When it comes to weddings, many old rules no longer apply. Bridesmaids don mismatched attire. Couples forgo the garter toss. And if you want your male best friend to stand with your 'maids, you can do that, too. "Couples believe that splitting up their family and best friends based strictly on gender is a bit antiquated, and not necessarily a tradition they wish to continue," explains Bellwether Events owner Janice Carnevale, who says about 15 percent of her clients mix their bridal parties between men and women. "A bride might prefer her brother by her side, not across the aisle.
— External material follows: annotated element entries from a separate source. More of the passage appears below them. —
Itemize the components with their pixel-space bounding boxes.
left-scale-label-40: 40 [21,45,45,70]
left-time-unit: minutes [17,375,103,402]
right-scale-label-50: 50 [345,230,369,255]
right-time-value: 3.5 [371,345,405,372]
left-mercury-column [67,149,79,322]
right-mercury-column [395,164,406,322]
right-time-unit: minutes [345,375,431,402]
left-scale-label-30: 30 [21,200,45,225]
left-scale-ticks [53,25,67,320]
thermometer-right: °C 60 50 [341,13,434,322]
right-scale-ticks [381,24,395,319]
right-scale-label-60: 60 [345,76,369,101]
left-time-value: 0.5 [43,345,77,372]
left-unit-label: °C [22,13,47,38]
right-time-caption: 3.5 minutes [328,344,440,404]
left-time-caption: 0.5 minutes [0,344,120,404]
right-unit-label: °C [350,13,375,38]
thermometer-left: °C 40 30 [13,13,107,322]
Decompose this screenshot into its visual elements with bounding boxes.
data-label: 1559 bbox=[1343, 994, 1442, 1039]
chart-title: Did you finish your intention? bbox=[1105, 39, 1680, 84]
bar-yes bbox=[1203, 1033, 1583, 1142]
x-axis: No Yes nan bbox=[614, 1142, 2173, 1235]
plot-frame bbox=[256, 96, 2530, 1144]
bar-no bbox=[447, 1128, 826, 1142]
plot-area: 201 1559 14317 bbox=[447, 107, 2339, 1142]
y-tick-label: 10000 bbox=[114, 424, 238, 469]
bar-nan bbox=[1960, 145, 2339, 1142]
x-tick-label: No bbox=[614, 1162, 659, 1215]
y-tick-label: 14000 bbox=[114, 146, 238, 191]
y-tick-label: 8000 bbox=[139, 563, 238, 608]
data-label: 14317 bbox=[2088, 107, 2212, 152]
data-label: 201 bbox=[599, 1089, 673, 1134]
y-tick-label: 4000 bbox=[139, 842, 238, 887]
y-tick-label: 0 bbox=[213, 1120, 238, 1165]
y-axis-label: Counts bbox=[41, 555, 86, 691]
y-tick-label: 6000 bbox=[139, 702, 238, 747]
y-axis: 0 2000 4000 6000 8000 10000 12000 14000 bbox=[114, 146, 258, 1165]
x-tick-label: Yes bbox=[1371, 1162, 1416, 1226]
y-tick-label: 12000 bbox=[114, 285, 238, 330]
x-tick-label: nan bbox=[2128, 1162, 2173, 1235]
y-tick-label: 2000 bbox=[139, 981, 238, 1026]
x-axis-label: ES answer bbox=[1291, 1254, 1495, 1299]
And likewise, that groom might want his female cousin who he basically grew up standing at the altar with him."
If you'd like to mix-and-match your own bridal party, here are some tips on how to do it:
Attire: Just because they're standing on the opposite side of the aisle from their same-sex doesn't mean you have to dress your male 'maids any differently. "If a man is standing on the bride's side, he generally is wearing the same suit or tux as the men standing on the groom's side," Carnevale says. Same goes for any girls mixed among the groomsmen — give these women the same dress or color as your bridesmaids. And if you'd like your opposite sex party members to stand out, consider asking your male friend to don a different boutonniere or ask your female friend to carry a slightly different bouquet or wear a corsage.
The pre-wedding parties: "If you are worried about a man being a part of planning the shower, don't be," says Carnevale. "He can decide for himself if he wants to participate in this typically all-female event. It doesn't have to be weird if you don't make it weird." Female friends of the groom can also decide if they'd like to attend the bachelor party, or hang with the other women at your bachelorette event. Or, consider throwing a co-ed bachelorette party!
Titles: When it comes to what to call your opposite sex bridal party members in your programs — or when people ask — you can get creative. Consider naming a woman standing on the groom's side a "groomslady." A man on the bride's side could be given the moniker "bridesman." "You can also do away with gender-oriented labels and simply call everyone in the wedding party an attendant," suggests Carnevale.